Marubo predicted that the new Indigenous Peoples Ministry will face major obstacles as it pursues ambitious goals.

“We’re going to have to deal with a very conservative Congress made up of people who have absolutely no commitment to indigenous rights or the environment,” he said.

Protests in Sao Paulo demand justice and demarcation of indigenous lands following the deaths of British journalist Dom Phillips and Brazilian indigenous affairs expert Bruno Pereira.
Demonstrations in Sao Paulo call for justice and demarcation of indigenous peoples after the murders of Dom Phillips and Bruno Pereira. Photo: Nelson Almeida/AFP/Getty Images

“But this is undeniably a historic event,” added Marubo, who hoped the start of Lula’s new government on January 1, 2023, would increase the chances of justice being served after the murders of Phillips and Pereira.

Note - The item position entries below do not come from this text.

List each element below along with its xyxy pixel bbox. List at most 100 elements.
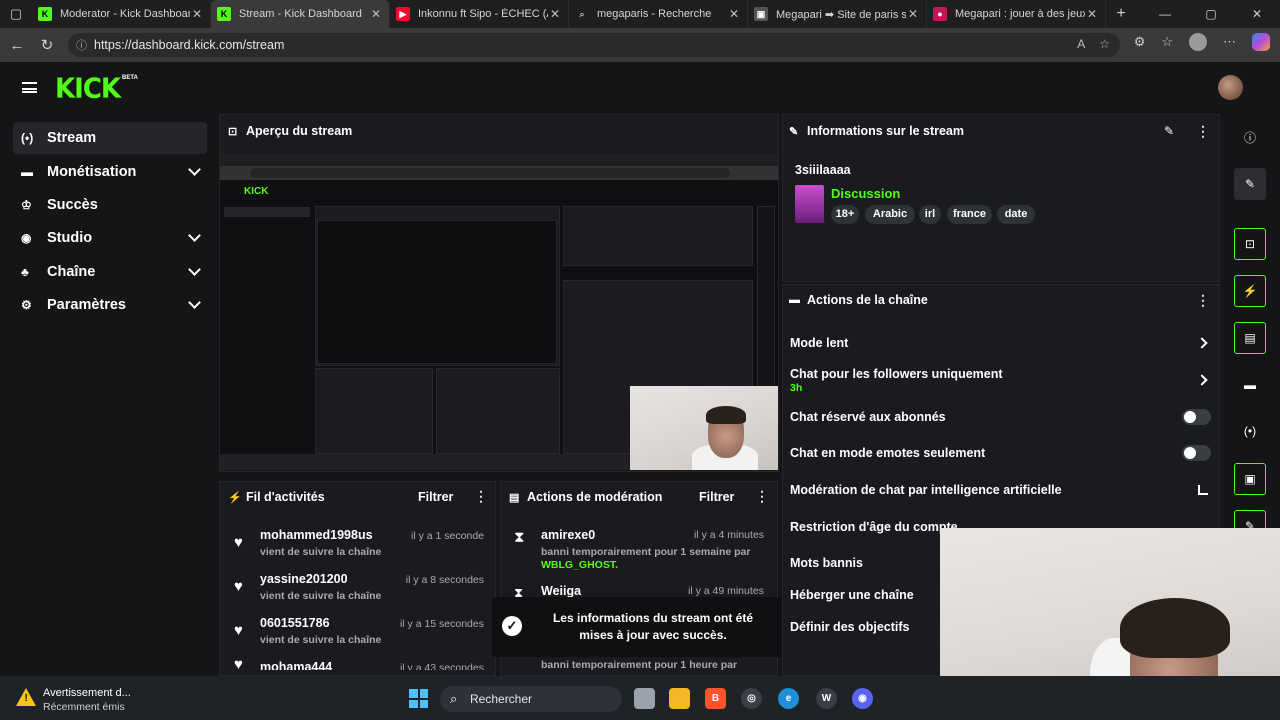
site-info-icon[interactable]: ⓘ [76, 37, 94, 53]
success-toast[interactable]: ✓ Les informations du stream ont été mis… [492, 597, 786, 657]
moderation-username[interactable]: Weiiga [541, 584, 581, 598]
subscribers-only-toggle[interactable] [1182, 409, 1211, 425]
browser-tab-moderator[interactable]: K Moderator - Kick Dashboard ✕ [32, 0, 211, 28]
activity-more-icon[interactable]: ⋮ [474, 488, 488, 505]
preview-logo: KICK [244, 186, 269, 197]
close-tab-icon[interactable]: ✕ [369, 7, 383, 21]
windows-start-icon[interactable] [409, 689, 428, 708]
category-thumbnail[interactable] [795, 185, 824, 223]
brave-icon[interactable]: B [705, 688, 726, 709]
favorite-star-icon[interactable]: ☆ [1099, 37, 1110, 51]
goals-row[interactable]: Définir des objectifs [790, 620, 909, 634]
moderation-filter-button[interactable]: Filtrer [699, 490, 734, 504]
tab-title: Megapari ➡ Site de paris sp [776, 8, 906, 21]
close-tab-icon[interactable]: ✕ [727, 7, 741, 21]
slow-mode-row[interactable]: Mode lent [790, 336, 848, 350]
close-tab-icon[interactable]: ✕ [1085, 7, 1099, 21]
beta-badge: BETA [122, 75, 138, 81]
address-bar[interactable]: ⓘ https://dashboard.kick.com/stream A ☆ [68, 33, 1120, 57]
broadcast-icon[interactable]: (•) [1234, 415, 1266, 447]
ai-moderation-row[interactable]: Modération de chat par intelligence arti… [790, 483, 1062, 497]
file-explorer-icon[interactable] [669, 688, 690, 709]
more-options-icon[interactable]: ⋯ [1223, 34, 1236, 50]
external-link-icon[interactable] [1198, 485, 1208, 495]
sidebar-item-parametres[interactable]: ⚙ Paramètres [13, 289, 207, 321]
tab-actions-icon[interactable]: ▢ [0, 0, 32, 28]
profile-avatar-icon[interactable] [1189, 33, 1207, 51]
moderation-username[interactable]: amirexe0 [541, 528, 595, 542]
edge-icon[interactable]: e [778, 688, 799, 709]
moderation-more-icon[interactable]: ⋮ [755, 488, 769, 505]
close-window-icon[interactable]: ✕ [1234, 0, 1280, 28]
taskbar-search[interactable]: ⌕ Rechercher [440, 686, 622, 712]
notification-title[interactable]: Avertissement d... [43, 687, 131, 699]
activity-username[interactable]: yassine201200 [260, 572, 348, 586]
back-icon[interactable]: ← [2, 37, 32, 54]
stream-preview-video[interactable]: KICK [220, 154, 778, 470]
wordpress-icon[interactable]: W [816, 688, 837, 709]
channel-actions-icon: ▬ [789, 294, 800, 306]
maximize-icon[interactable]: ▢ [1188, 0, 1234, 28]
preview-url [250, 168, 730, 178]
stream-info-more-icon[interactable]: ⋮ [1196, 123, 1210, 140]
sidebar-item-monetisation[interactable]: ▬ Monétisation [13, 156, 207, 188]
close-tab-icon[interactable]: ✕ [906, 7, 920, 21]
moderator-name[interactable]: WBLG_GHOST. [541, 559, 618, 571]
banned-words-row[interactable]: Mots bannis [790, 556, 863, 570]
edit-icon[interactable]: ✎ [1234, 168, 1266, 200]
info-icon[interactable]: ⓘ [1234, 121, 1266, 153]
close-tab-icon[interactable]: ✕ [548, 7, 562, 21]
chat-icon[interactable]: ▬ [1234, 369, 1266, 401]
emotes-only-toggle[interactable] [1182, 445, 1211, 461]
activity-username[interactable]: 0601551786 [260, 616, 330, 630]
preview-webcam [630, 386, 778, 470]
followers-only-row[interactable]: Chat pour les followers uniquement [790, 367, 1003, 381]
preview-inner-info [563, 206, 753, 266]
channel-actions-icon[interactable]: ▣ [1234, 463, 1266, 495]
document-icon[interactable]: ▤ [1234, 322, 1266, 354]
age-restriction-row[interactable]: Restriction d'âge du compte [790, 520, 958, 534]
favorites-icon[interactable]: ☆ [1161, 34, 1173, 50]
category-name[interactable]: Discussion [831, 186, 900, 201]
channel-actions-more-icon[interactable]: ⋮ [1196, 292, 1210, 309]
preview-toggle-icon[interactable]: ⊡ [1234, 228, 1266, 260]
preview-icon: ⊡ [228, 125, 238, 138]
activity-username[interactable]: mohama444 [260, 660, 332, 670]
reload-icon[interactable]: ↻ [32, 36, 62, 54]
tag-badge: Arabic [865, 205, 915, 224]
kick-logo[interactable]: KICK [55, 73, 121, 105]
kick-favicon-icon: K [217, 7, 231, 21]
lightning-icon[interactable]: ⚡ [1234, 275, 1266, 307]
discord-icon[interactable]: ◉ [852, 688, 873, 709]
extensions-icon[interactable]: ⚙ [1134, 34, 1146, 50]
close-tab-icon[interactable]: ✕ [190, 7, 204, 21]
browser-tab-search[interactable]: ⌕ megaparis - Recherche ✕ [569, 0, 748, 28]
activity-username[interactable]: mohammed1998us [260, 528, 373, 542]
sidebar-item-stream[interactable]: (•) Stream [13, 122, 207, 154]
heart-icon: ♥ [234, 622, 243, 639]
task-view-icon[interactable] [634, 688, 655, 709]
chatgpt-icon[interactable]: ◎ [741, 688, 762, 709]
activity-filter-button[interactable]: Filtrer [418, 490, 453, 504]
menu-icon[interactable] [22, 82, 37, 93]
browser-tab-stream[interactable]: K Stream - Kick Dashboard ✕ [211, 0, 390, 28]
new-tab-button[interactable]: + [1106, 5, 1136, 23]
browser-tab-megapari-games[interactable]: ● Megapari : jouer à des jeux c ✕ [927, 0, 1106, 28]
tag-badge: france [947, 205, 992, 224]
sidebar-item-label: Monétisation [47, 164, 137, 180]
activity-time: il y a 43 secondes [399, 662, 484, 670]
browser-tab-youtube[interactable]: ▶ Inkonnu ft Sipo - ÉCHEC (AB ✕ [390, 0, 569, 28]
minimize-icon[interactable]: — [1142, 0, 1188, 28]
activity-description: vient de suivre la chaîne [260, 634, 382, 646]
host-channel-row[interactable]: Héberger une chaîne [790, 588, 914, 602]
edit-pencil-icon[interactable]: ✎ [1164, 124, 1174, 138]
browser-tab-megapari-site[interactable]: ▣ Megapari ➡ Site de paris sp ✕ [748, 0, 927, 28]
chevron-down-icon [188, 229, 201, 242]
sidebar-item-succes[interactable]: ♔ Succès [13, 189, 207, 221]
user-avatar[interactable] [1218, 75, 1243, 100]
chevron-down-icon [188, 296, 201, 309]
read-aloud-icon[interactable]: A [1077, 37, 1085, 51]
sidebar-item-chaine[interactable]: ♣ Chaîne [13, 256, 207, 288]
sidebar-item-studio[interactable]: ◉ Studio [13, 222, 207, 254]
copilot-icon[interactable] [1252, 33, 1270, 51]
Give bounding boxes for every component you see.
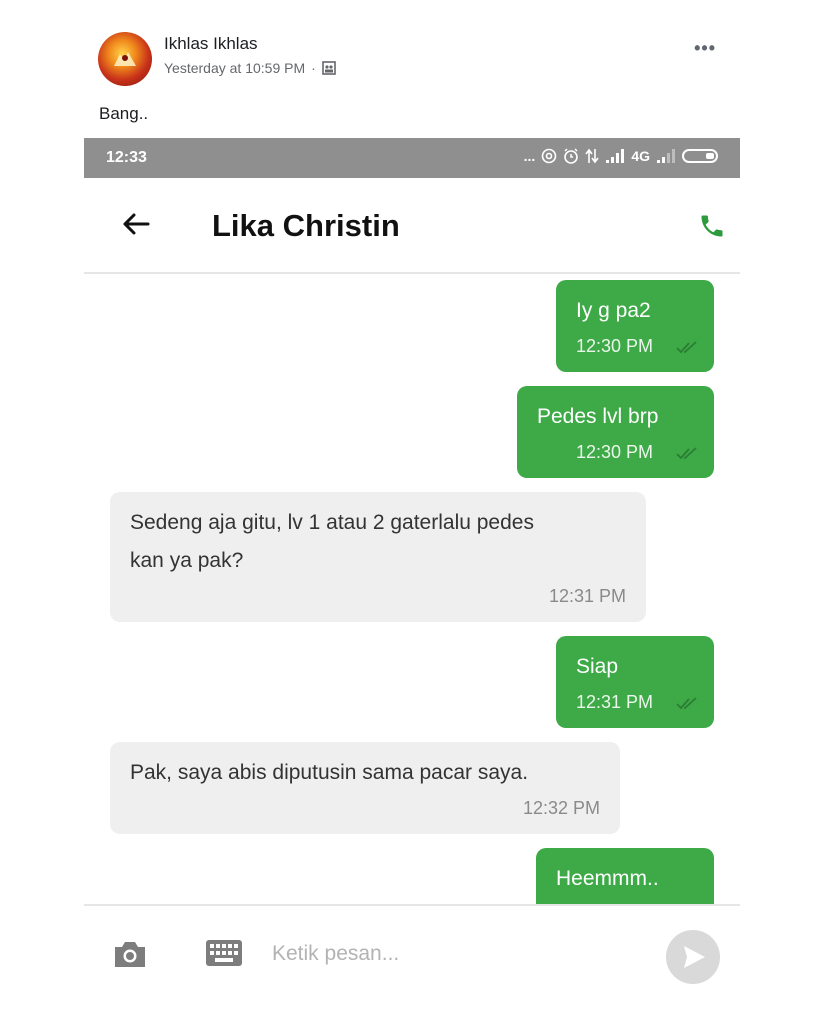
post-meta: Yesterday at 10:59 PM · (164, 60, 336, 76)
message-time: 12:32 PM (522, 798, 600, 818)
avatar[interactable] (98, 32, 152, 86)
message-text: Pedes lvl brp (537, 405, 659, 428)
camera-button[interactable] (112, 938, 148, 970)
message-line: Sedeng aja gitu, lv 1 atau 2 gaterlalu p… (130, 511, 534, 534)
outgoing-message[interactable]: Pedes lvl brp 12:30 PM (517, 386, 714, 478)
outgoing-message[interactable]: Iy g pa2 12:30 PM (556, 280, 714, 372)
chat-app-bar: Lika Christin (84, 178, 740, 274)
message-text: Pak, saya abis diputusin sama pacar saya… (130, 761, 529, 784)
status-bar: 12:33 ... 4G (84, 138, 740, 178)
incoming-message[interactable]: Pak, saya abis diputusin sama pacar saya… (110, 742, 620, 834)
meta-separator: · (311, 60, 316, 76)
group-audience-icon (322, 61, 336, 75)
post-timestamp[interactable]: Yesterday at 10:59 PM (164, 60, 305, 76)
message-list[interactable]: Iy g pa2 12:30 PM Pedes lvl brp 12:30 PM… (84, 274, 740, 918)
ellipsis-icon[interactable]: ••• (694, 38, 716, 59)
message-text: Sedeng aja gitu, lv 1 atau 2 gaterlalu p… (130, 504, 534, 580)
camera-icon (115, 942, 145, 967)
network-type: 4G (631, 148, 650, 164)
message-composer (84, 904, 740, 1002)
call-button[interactable] (698, 212, 726, 240)
message-text: Heemmm.. (556, 867, 659, 890)
arrow-left-icon (123, 213, 150, 235)
message-time: 12:30 PM (576, 442, 654, 462)
phone-icon (701, 215, 723, 237)
read-ticks-icon (676, 341, 697, 354)
send-icon (684, 946, 705, 968)
message-text: Siap (576, 655, 619, 678)
message-text: Iy g pa2 (576, 299, 651, 322)
message-time: 12:31 PM (548, 586, 626, 606)
poster-name[interactable]: Ikhlas Ikhlas (164, 34, 258, 54)
chat-screenshot: 12:33 ... 4G Lika Christin Iy g pa2 12:3… (84, 138, 740, 918)
keyboard-icon (206, 940, 242, 966)
hotspot-icon (542, 148, 557, 164)
avatar-emblem-icon (114, 52, 136, 66)
message-time: 12:31 PM (576, 692, 654, 712)
read-ticks-icon (676, 447, 697, 460)
incoming-message[interactable]: Sedeng aja gitu, lv 1 atau 2 gaterlalu p… (110, 492, 646, 622)
status-time: 12:33 (106, 149, 147, 166)
status-icons: ... 4G (524, 148, 718, 164)
send-button[interactable] (666, 930, 720, 984)
message-line: kan ya pak? (130, 549, 244, 572)
message-input[interactable] (270, 936, 654, 972)
signal-icon (606, 149, 625, 163)
status-dots: ... (523, 148, 536, 164)
data-arrows-icon (585, 148, 599, 164)
contact-name: Lika Christin (212, 208, 400, 243)
keyboard-button[interactable] (206, 940, 242, 966)
post-header: Ikhlas Ikhlas Yesterday at 10:59 PM · ••… (98, 32, 738, 88)
battery-icon (682, 149, 718, 163)
back-button[interactable] (120, 208, 154, 242)
read-ticks-icon (676, 697, 697, 710)
signal-weak-icon (657, 149, 675, 163)
post-text: Bang.. (99, 104, 149, 123)
outgoing-message[interactable]: Siap 12:31 PM (556, 636, 714, 728)
message-time: 12:30 PM (576, 336, 654, 356)
alarm-icon (564, 148, 579, 164)
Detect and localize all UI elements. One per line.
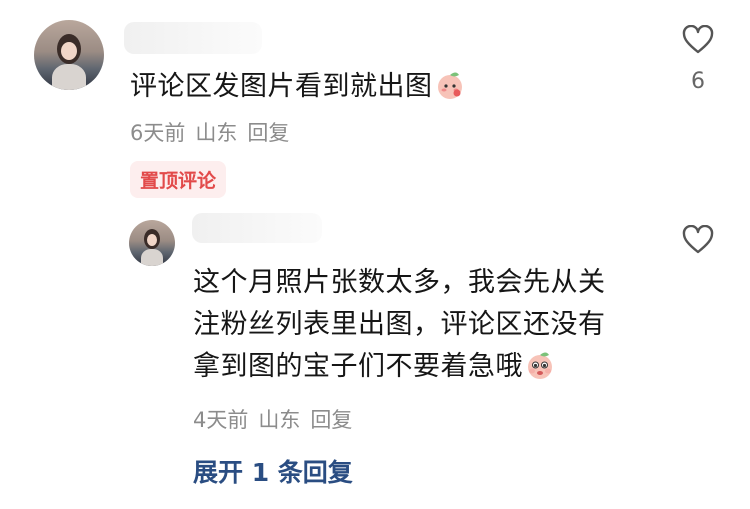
reply-text: 这个月照片张数太多，我会先从关 注粉丝列表里出图，评论区还没有 拿到图的宝子们不… [193, 262, 606, 388]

Speaking as a minister last week, Guadajara acknowledged that the legacy of centuries of violence and discrimination against indigenous peoples since the “discovery” of Brazil in 1500 cannot be erased today. the next day. “We know that overcoming 522 years in four years is not easy,” he said.

But Guadajara thought Lula was truly committed to the cause of the indigenous people. “He’s not just supporting us, he really wants to make a difference and do things differently,” he said.

In his first major television interview of the year on Wednesday, Lula vowed to “fight tooth and nail” to end deforestation in the Amazon by 2030 and announced plans to create a special federal police unit to fight deforestation and drug trafficking.

According to Guadajara, the new ministry and the decision to put Joenia Wapichana, a local politician, in charge of the Funai Local Agency, is the result of the struggle of indigenous generations.

“It’s amazing. “Sometimes I still feel like it’s a dream,” he says. “But when you look at how far we’ve come to this point, you’ll see that it wasn’t by accident and it wasn’t easy.”

The title of this article has been updated to clarify the area of ​​Bolsonaro’s visit.

All news on the site does not represent the views of the site, but we automatically submit this news and translate it using software technology on the site, rather than a human editor.